Cette danse est observée par d’autres butineuses, qui pourront alors être recrutées pour récolter davantage de nourriture. La danse permet aussi d’indiquer la distance à parcourir depuis le nid. Lorsque la distance est réduite – quelques dizaines de mètres – l’abeille ne décrit plus de huit, mais simplement des cercles.

Plusieurs modes de communication sont sollicités durant la danse. Car la danse se fait dans l’obscurité du nid. L’abeille qui danse va diffuser des phéromones et des vibrations pour renseigner avec plus de précisions les ouvrières qui sont à son « écoute ». Elle peut même donner à la demande de l’une des spectatrices (celle-ci produit une vibration spécifique), une idée de la qualité de la nourriture trouvée, en régurgitant une goutte de nectar.

Les abeilles n’ont pas fini de nous surprendre !

Comme nous l’avons vu dans cet article, les abeilles peuvent communiquer et se transmettre des informations complexes.
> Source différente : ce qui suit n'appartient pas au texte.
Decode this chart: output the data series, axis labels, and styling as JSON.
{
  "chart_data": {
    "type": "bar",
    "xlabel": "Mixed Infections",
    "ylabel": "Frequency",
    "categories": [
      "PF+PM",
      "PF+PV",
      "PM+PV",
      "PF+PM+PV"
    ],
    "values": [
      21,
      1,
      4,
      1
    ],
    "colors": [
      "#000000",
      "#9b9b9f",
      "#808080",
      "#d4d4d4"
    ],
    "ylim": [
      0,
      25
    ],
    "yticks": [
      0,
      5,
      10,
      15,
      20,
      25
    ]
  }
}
Mais des recherches récentes nous prouvent que les abeilles sont également dotées de facultés cognitives surprenantes, pour ne pas dire incroyables.

En effet, les abeilles sont capables d’apprendre et de modifier leur comportement. Elles sont aussi capables de faire la différence entre des formes et même de compter jusqu’à cinq. Ce qui est très pratique lorsqu’il s’agit de trouver sa route vers une source de nourriture. Elles peuvent ainsi mieux se repérer dans un environnement complexe et parcourir plusieurs kilomètres pour aller butiner.

Cette intelligence et leur capacité à communiquer permettent à ces petits insectes de constituer des colonies de plusieurs milliers d’individus – véritables super-organismes – et de coloniser les environnements les plus variés. On retrouve ainsi, Apis mellifera depuis les forêts tropicales jusqu’au forêts boréales en passant par les régions arides et les maquis méditerranées. Ainsi bien dans leur région d’origine que sur les continents où elles ont été introduites (continent américain et Océanie).

Nous espérons que cet article vous aura donné envi d’en apprendre davantage sur ces insectes et de vous impliquer dans leur protection. Car malheureusement, les activités humaines sont à l’origine de leur raréfaction et de leur disparition de certaines régions du monde.